Major Insurer Groups Oppose ACA Signup Period Extensions
In recent comments submitted to CMS, the two major insurer trade groups — who thus far have mostly been on the same page as the Biden administration — object to proposals that would lengthen the annual enrollment window for Affordable Care Act exchange plans and add a new, monthly signup period for low-income individuals.
Underpinning the trade groups’ objections are concerns about adverse selection, which occurs when people wait until they’re sick or otherwise need costly health care services to purchase insurance. Similar to practices in the employer-sponsored insurance world and Medicare, the ACA marketplaces curb adverse selection by limiting enrollment to an annual signup window known as the open enrollment period (OEP). To sign up during a midyear special enrollment period (SEP), people generally need to have experienced a qualifying life event such as a job loss or marriage.

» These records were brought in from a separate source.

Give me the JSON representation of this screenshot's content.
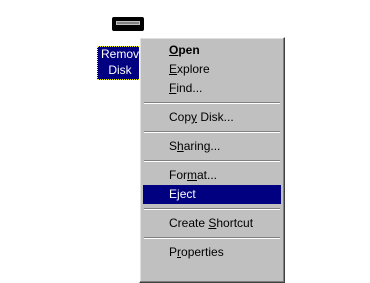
{
  "desktop_icon": {
    "label_line1": "Remov",
    "label_line2": "Disk",
    "icon": "removable-disk-icon"
  },
  "context_menu": {
    "items": [
      {
        "label": "Open",
        "hotkey_index": 0,
        "bold": true
      },
      {
        "label": "Explore",
        "hotkey_index": 0
      },
      {
        "label": "Find...",
        "hotkey_index": 0
      },
      {
        "separator": true
      },
      {
        "label": "Copy Disk...",
        "hotkey_index": 3
      },
      {
        "separator": true
      },
      {
        "label": "Sharing...",
        "hotkey_index": 1
      },
      {
        "separator": true
      },
      {
        "label": "Format...",
        "hotkey_index": 3
      },
      {
        "label": "Eject",
        "hotkey_index": 1,
        "selected": true
      },
      {
        "separator": true
      },
      {
        "label": "Create Shortcut",
        "hotkey_index": 7
      },
      {
        "separator": true
      },
      {
        "label": "Properties",
        "hotkey_index": 1
      }
    ]
  },
  "colors": {
    "selection": "#000080",
    "menu_bg": "#c0c0c0",
    "desktop_bg": "#ffffff"
  }
}
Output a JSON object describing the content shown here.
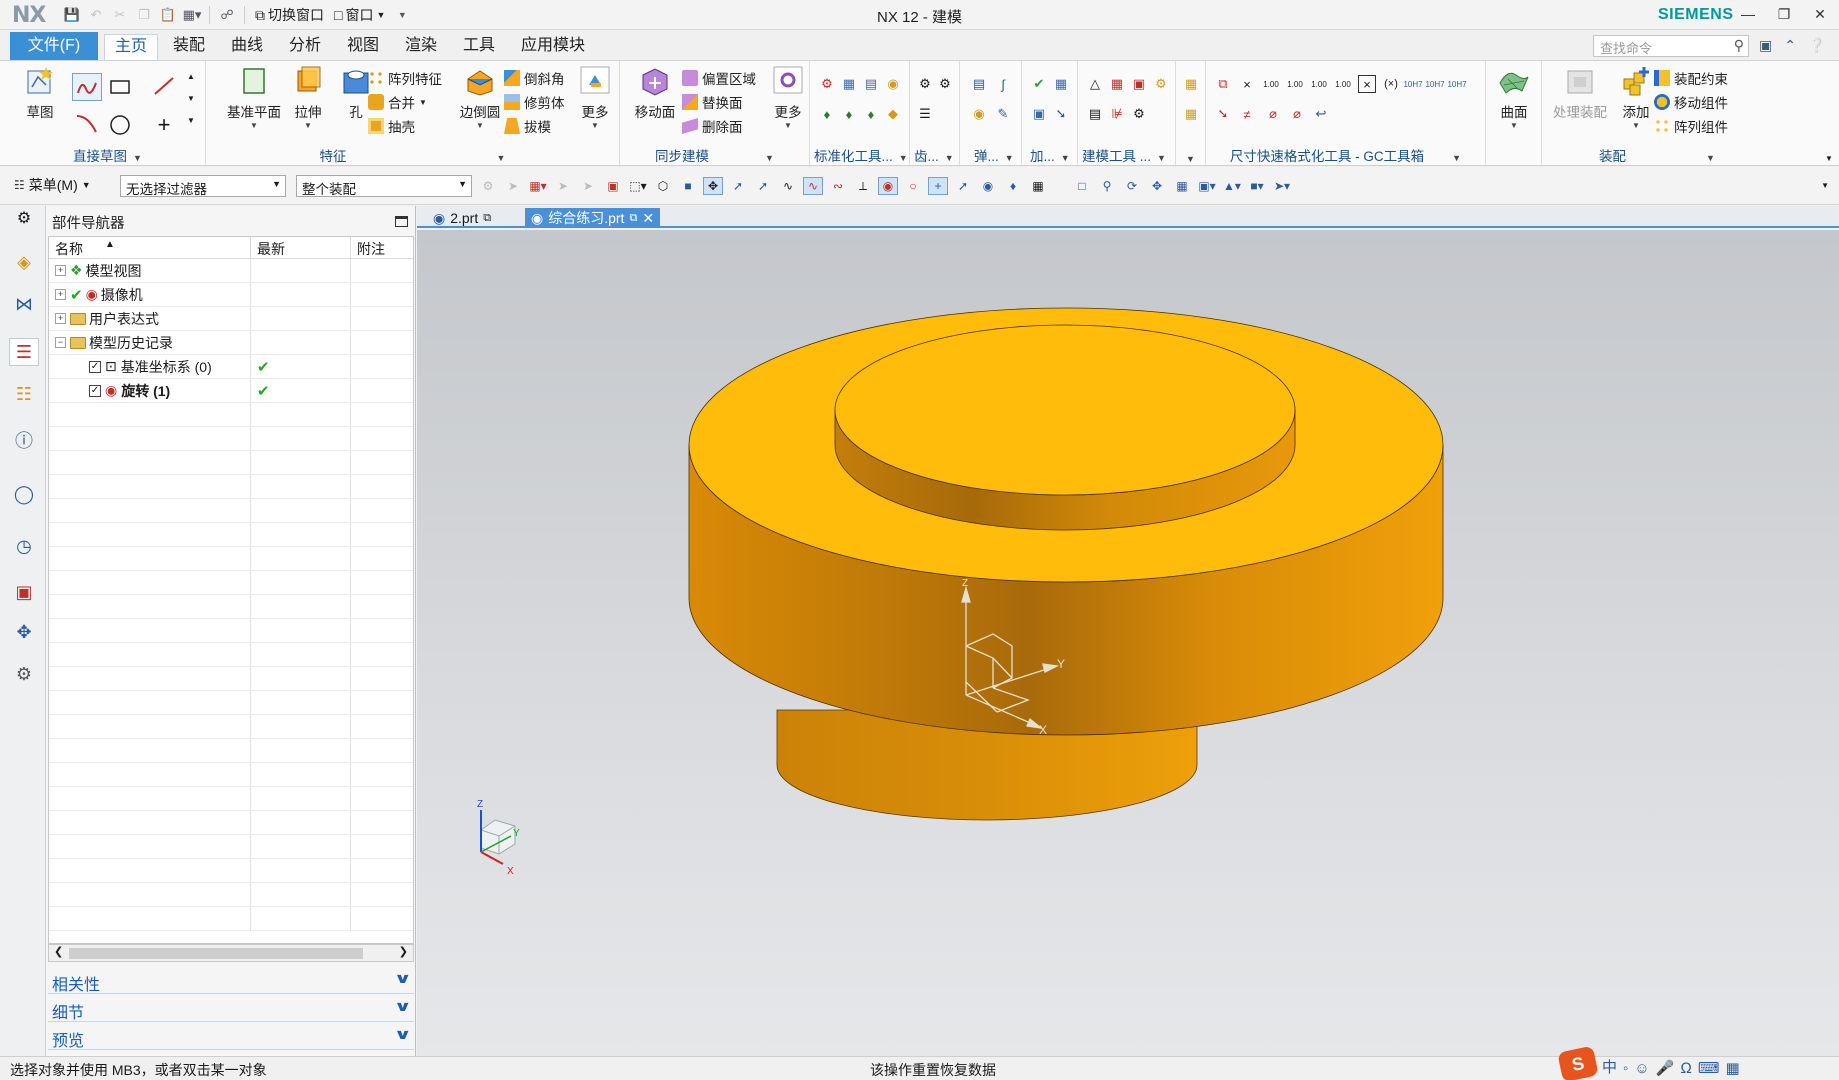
{
  "titlebar": {
    "logo": "NX",
    "switch_window": "切换窗口",
    "window_menu": "窗口",
    "title": "NX 12 - 建模",
    "brand": "SIEMENS"
  },
  "tabs": {
    "file": "文件(F)",
    "home": "主页",
    "assembly": "装配",
    "curve": "曲线",
    "analysis": "分析",
    "view": "视图",
    "render": "渲染",
    "tools": "工具",
    "app_module": "应用模块"
  },
  "search": {
    "placeholder": "查找命令"
  },
  "ribbon": {
    "sketch": "草图",
    "direct_sketch": "直接草图",
    "datum_plane": "基准平面",
    "extrude": "拉伸",
    "hole": "孔",
    "pattern_feature": "阵列特征",
    "unite": "合并",
    "shell": "抽壳",
    "edge_blend": "边倒圆",
    "chamfer": "倒斜角",
    "trim_body": "修剪体",
    "draft": "拔模",
    "more": "更多",
    "feature": "特征",
    "move_face": "移动面",
    "offset_region": "偏置区域",
    "replace_face": "替换面",
    "delete_face": "删除面",
    "more2": "更多",
    "sync_modeling": "同步建模",
    "std_tools": "标准化工具...",
    "gear": "齿...",
    "spring": "弹...",
    "process": "加...",
    "modeling_tools": "建模工具 ...",
    "dim_tools": "尺寸快速格式化工具 - GC工具箱",
    "surface": "曲面",
    "process_assembly": "处理装配",
    "add": "添加",
    "assembly_constraint": "装配约束",
    "move_component": "移动组件",
    "pattern_component": "阵列组件",
    "assembly_group": "装配"
  },
  "cmdbar": {
    "menu": "菜单(M)",
    "filter": "无选择过滤器",
    "scope": "整个装配"
  },
  "navigator": {
    "title": "部件导航器",
    "col_name": "名称",
    "col_latest": "最新",
    "col_note": "附注",
    "rows": [
      {
        "label": "模型视图"
      },
      {
        "label": "摄像机"
      },
      {
        "label": "用户表达式"
      },
      {
        "label": "模型历史记录"
      },
      {
        "label": "基准坐标系 (0)"
      },
      {
        "label": "旋转 (1)"
      }
    ],
    "panels": [
      "相关性",
      "细节",
      "预览"
    ]
  },
  "doctabs": [
    "2.prt",
    "综合练习.prt"
  ],
  "axes": {
    "z": "Z",
    "y": "Y",
    "x": "X"
  },
  "status": {
    "left": "选择对象并使用 MB3，或者双击某一对象",
    "center": "该操作重置恢复数据"
  },
  "colors": {
    "part_top": "#FFBC0A",
    "part_side": "#E89A0C",
    "accent": "#3B8FD4",
    "brand": "#009999"
  }
}
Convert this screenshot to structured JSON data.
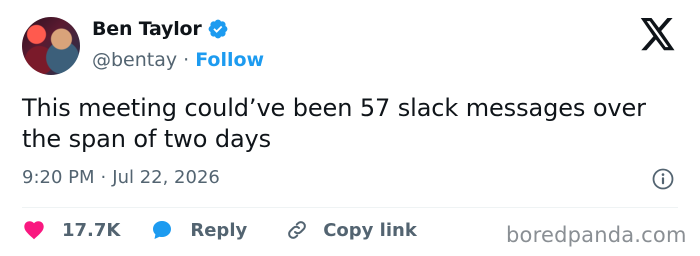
{
  "author": {
    "name": "Ben Taylor",
    "handle": "@bentay",
    "separator": "·",
    "follow_label": "Follow",
    "verified_icon": "verified-badge-icon",
    "verified_color": "#1d9bf0"
  },
  "platform_logo": "x-logo-icon",
  "tweet": {
    "text": "This meeting could’ve been 57 slack messages over the span of two days"
  },
  "meta": {
    "time": "9:20 PM",
    "separator": "·",
    "date": "Jul 22, 2026",
    "info_icon": "info-icon"
  },
  "actions": {
    "like": {
      "icon": "heart-icon",
      "count": "17.7K",
      "color": "#f91880"
    },
    "reply": {
      "icon": "reply-bubble-icon",
      "label": "Reply",
      "color": "#1d9bf0"
    },
    "copy_link": {
      "icon": "link-icon",
      "label": "Copy link"
    }
  },
  "watermark": "boredpanda.com",
  "colors": {
    "text_primary": "#0f1419",
    "text_secondary": "#536471",
    "accent": "#1d9bf0",
    "like": "#f91880"
  }
}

The rules surrounding the ACA exchange market’s OEPs and SEPs, however, are neither uniform nor static. The majority of states use the federal platform, HealthCare.gov, and therefore share the same annual signup window, but it has changed over the years. The first OEP in 2014 lasted 180 days, and the OEPs in 2015 through 2017 lasted 90 days, attorney and health care policy researcher Katie Keith noted in a recent Health Affairs blog post. Starting in 2018, the Trump administration shortened the OEP to 45 days — Nov. 1 to Dec. 15 — but in a draft rule issued in June, the Biden administration proposed to lengthen the OEP to 75 days: Nov. 1 to Jan. 31. That would apply to both HealthCare.gov and state-based exchanges, but as Keith points out, most SBEs already have extended their OEPs through January.